ANDRÉ GREEN Question déjà révélatrice : qu'est-ce qu'on laisse tomber, et non pas
qu'est-ce qu'on prend ? Dans ce que j'écris, je ne manque jamais de
souligner à l'occasion les points théoriques qui chez Freud appellent
des remaniements, des révisions. Mais dans le cadre d'un entretien, je
ne vois pas pourquoi nous commencerions en taillant à la serpe dans
l'œuvre freudienne ce qu'il conviendrait de laisser tomber. Cela relève
pour moi d'une question préjudicielle. En fait, c'est plus une affaire de
réinterprétation ou de réévaluation épistémologique y que de « pans » qu'il
s'agirait d'abattre. Je suis avant tout frappé par ce que je ne crains pas
d'appeler la futilité ou la légèreté des révisions qui sont proposées
actuellement de l'œuvre de Freud, et par l'insuffisance de la réflexion
épistémologique sur les notions qu'on récuse.

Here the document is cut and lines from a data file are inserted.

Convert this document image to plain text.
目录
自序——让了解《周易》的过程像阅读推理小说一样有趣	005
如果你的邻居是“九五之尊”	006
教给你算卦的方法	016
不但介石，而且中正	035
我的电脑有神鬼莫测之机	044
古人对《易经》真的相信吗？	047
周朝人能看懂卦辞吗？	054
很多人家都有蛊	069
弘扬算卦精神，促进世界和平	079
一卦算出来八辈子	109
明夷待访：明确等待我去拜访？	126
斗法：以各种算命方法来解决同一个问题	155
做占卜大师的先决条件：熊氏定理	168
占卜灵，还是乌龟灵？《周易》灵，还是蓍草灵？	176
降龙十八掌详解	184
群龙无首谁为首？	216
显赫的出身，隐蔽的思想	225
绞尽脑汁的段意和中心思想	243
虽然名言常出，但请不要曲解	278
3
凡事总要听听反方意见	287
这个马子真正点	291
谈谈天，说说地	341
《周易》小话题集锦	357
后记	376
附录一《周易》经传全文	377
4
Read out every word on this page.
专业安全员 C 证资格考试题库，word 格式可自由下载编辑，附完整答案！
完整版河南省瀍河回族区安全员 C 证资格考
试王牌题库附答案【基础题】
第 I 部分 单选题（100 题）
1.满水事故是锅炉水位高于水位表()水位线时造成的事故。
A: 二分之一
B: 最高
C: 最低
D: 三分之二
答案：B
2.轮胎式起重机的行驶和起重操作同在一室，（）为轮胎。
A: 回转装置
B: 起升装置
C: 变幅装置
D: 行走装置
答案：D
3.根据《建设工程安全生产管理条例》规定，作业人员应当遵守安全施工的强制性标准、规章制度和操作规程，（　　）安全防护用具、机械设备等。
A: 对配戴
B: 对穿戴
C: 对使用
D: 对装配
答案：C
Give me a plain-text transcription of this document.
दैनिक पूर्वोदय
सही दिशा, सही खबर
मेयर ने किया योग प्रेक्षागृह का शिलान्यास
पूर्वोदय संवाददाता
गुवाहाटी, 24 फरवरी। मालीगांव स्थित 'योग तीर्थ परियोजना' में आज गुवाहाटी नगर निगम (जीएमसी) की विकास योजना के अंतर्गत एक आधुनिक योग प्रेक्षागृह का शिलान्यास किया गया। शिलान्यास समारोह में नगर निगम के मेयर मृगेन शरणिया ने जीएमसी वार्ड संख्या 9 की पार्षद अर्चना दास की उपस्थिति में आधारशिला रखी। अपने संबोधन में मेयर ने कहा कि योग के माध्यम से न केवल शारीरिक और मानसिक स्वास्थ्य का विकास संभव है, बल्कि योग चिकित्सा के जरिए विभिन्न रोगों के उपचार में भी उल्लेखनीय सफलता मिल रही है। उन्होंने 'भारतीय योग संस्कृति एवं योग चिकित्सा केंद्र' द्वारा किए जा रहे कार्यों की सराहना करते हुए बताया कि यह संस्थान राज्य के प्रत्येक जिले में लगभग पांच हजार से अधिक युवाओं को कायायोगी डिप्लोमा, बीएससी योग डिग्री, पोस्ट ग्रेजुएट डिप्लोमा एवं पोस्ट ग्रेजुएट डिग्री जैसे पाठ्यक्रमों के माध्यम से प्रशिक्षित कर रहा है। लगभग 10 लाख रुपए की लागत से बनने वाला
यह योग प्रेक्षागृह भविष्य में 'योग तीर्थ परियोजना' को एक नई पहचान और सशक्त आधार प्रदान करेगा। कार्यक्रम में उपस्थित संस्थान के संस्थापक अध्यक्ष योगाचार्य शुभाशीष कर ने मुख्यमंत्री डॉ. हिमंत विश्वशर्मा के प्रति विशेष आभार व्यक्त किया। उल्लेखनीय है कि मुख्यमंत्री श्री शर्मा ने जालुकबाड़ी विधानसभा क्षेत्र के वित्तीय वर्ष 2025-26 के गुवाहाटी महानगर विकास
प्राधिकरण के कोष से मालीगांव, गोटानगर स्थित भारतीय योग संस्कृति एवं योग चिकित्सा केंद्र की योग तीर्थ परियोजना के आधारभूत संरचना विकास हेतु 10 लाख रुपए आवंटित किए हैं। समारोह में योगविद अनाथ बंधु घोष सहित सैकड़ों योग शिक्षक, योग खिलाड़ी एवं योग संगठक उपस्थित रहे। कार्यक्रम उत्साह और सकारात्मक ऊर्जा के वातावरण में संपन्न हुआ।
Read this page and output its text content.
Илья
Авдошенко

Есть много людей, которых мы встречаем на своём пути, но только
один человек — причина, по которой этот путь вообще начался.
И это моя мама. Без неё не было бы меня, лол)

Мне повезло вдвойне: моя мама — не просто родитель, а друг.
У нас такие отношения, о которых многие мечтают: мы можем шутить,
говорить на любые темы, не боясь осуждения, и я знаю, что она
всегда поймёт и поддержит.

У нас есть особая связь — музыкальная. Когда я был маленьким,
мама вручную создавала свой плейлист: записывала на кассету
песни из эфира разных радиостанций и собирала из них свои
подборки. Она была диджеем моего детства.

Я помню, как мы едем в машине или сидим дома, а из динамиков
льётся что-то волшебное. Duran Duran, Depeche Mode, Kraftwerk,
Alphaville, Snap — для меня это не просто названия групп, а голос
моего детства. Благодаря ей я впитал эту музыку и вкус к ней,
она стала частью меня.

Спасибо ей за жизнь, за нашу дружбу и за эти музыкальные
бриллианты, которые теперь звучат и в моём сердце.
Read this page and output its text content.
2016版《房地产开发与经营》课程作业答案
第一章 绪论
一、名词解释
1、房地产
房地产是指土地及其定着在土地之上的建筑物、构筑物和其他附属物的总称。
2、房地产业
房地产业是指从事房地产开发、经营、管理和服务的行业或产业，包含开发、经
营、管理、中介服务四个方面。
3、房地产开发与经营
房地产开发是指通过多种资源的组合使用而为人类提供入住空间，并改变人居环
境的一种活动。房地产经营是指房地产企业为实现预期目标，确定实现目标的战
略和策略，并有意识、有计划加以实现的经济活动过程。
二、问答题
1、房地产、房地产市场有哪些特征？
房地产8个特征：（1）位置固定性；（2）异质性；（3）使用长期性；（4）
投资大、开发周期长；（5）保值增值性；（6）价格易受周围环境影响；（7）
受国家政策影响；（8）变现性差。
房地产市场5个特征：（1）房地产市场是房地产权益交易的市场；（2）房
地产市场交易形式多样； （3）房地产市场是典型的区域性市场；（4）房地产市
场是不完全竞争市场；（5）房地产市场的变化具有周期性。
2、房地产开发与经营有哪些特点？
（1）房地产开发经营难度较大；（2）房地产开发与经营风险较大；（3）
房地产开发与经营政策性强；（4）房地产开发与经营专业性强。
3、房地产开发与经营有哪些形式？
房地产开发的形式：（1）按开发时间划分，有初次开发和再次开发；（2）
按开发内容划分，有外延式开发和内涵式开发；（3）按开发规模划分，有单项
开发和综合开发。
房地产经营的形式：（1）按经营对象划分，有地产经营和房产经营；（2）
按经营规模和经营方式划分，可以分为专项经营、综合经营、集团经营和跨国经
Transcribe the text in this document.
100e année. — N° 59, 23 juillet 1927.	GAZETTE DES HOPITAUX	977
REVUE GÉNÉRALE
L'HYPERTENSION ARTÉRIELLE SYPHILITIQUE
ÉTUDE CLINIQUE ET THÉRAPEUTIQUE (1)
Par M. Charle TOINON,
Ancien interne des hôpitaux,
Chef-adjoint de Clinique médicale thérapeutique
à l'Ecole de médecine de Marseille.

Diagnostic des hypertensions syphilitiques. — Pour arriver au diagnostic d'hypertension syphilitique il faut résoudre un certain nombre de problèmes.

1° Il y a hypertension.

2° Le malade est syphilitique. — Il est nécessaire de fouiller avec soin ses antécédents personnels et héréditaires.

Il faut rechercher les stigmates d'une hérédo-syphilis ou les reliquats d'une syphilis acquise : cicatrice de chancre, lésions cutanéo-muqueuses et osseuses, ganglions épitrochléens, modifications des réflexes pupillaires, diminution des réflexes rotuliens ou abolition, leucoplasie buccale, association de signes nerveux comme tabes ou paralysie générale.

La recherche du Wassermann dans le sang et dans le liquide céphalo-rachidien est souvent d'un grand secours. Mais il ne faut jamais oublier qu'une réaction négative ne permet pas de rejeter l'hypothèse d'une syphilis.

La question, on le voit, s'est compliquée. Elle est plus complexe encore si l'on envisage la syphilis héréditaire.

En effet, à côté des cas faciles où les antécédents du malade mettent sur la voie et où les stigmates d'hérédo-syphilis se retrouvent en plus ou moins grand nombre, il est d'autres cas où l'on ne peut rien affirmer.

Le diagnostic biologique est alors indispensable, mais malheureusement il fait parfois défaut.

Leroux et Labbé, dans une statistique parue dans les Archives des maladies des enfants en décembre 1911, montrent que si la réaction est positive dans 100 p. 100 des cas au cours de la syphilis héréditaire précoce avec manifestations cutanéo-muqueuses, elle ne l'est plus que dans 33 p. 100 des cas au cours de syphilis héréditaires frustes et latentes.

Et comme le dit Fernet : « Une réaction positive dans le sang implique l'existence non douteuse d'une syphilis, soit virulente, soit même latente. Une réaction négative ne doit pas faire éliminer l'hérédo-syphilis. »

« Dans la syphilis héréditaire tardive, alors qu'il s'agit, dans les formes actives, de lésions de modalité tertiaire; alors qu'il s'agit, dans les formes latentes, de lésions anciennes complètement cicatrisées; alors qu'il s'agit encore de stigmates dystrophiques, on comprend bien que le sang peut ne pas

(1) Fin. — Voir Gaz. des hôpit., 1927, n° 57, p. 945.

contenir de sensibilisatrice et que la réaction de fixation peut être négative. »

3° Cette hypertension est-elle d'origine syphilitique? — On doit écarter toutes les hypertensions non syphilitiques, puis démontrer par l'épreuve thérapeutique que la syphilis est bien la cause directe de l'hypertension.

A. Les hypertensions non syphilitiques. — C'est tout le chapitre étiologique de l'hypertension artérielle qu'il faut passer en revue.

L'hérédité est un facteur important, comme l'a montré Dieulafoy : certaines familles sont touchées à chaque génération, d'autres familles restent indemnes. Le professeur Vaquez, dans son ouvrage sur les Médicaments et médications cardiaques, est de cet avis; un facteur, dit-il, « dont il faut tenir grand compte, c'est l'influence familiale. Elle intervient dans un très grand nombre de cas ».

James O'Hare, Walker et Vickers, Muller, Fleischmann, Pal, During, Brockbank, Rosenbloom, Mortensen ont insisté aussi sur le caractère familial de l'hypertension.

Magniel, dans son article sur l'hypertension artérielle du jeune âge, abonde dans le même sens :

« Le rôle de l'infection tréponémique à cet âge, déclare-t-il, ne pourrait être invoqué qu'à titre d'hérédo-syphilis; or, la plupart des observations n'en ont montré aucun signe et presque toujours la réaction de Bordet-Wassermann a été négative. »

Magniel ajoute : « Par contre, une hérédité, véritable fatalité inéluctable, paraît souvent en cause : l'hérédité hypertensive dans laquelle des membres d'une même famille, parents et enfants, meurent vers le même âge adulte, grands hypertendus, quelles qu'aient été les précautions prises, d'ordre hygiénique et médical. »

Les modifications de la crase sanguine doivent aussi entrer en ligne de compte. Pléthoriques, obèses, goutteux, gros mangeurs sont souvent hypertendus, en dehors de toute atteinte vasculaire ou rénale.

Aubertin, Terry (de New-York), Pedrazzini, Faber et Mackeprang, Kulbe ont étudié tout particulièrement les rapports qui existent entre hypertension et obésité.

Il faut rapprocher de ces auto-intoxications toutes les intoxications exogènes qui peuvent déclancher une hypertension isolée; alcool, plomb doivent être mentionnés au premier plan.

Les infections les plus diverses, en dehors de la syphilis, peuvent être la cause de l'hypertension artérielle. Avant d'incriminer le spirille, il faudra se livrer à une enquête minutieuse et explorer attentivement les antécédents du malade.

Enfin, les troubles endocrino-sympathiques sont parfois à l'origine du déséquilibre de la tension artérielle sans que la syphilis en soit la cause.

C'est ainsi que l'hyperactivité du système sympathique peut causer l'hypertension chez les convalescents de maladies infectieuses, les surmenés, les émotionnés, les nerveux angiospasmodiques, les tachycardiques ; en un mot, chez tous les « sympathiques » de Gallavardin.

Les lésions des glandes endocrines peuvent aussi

Cela dit, je ne veux pas dire que Freud a tout dit. Je fais très
couramment usage de notions ou de concepts dont Freud n'a jamais eu
l'idée. L'un d'eux qui va certainement concerner notre entretien à un
titre ou à un autre, celui d'« aire transitionnelle » de Winnicott, est
apparu comme une solution à des antagonismes qui paraissaient
bloqués. Donc, je vois certainement matière à compléter, à reformuler,
à réenvisager, mais je ne peux pas dire, puisque vous me poussez dans
mes retranchements, qu'il y ait même une seule notion freudienne que
je trouve impertinente ou tout à fait obsolète.
PB
Autre versant à ma question : de Lacan, inversement, que pensez-
vous qu'il faudra garder ? J'ai relu votre long texte de Langages (1984) :
vous y reconnaissez l'importance du recentrage de Lacan sur le
langage, précisément par opposition à des gens comme Winnicott...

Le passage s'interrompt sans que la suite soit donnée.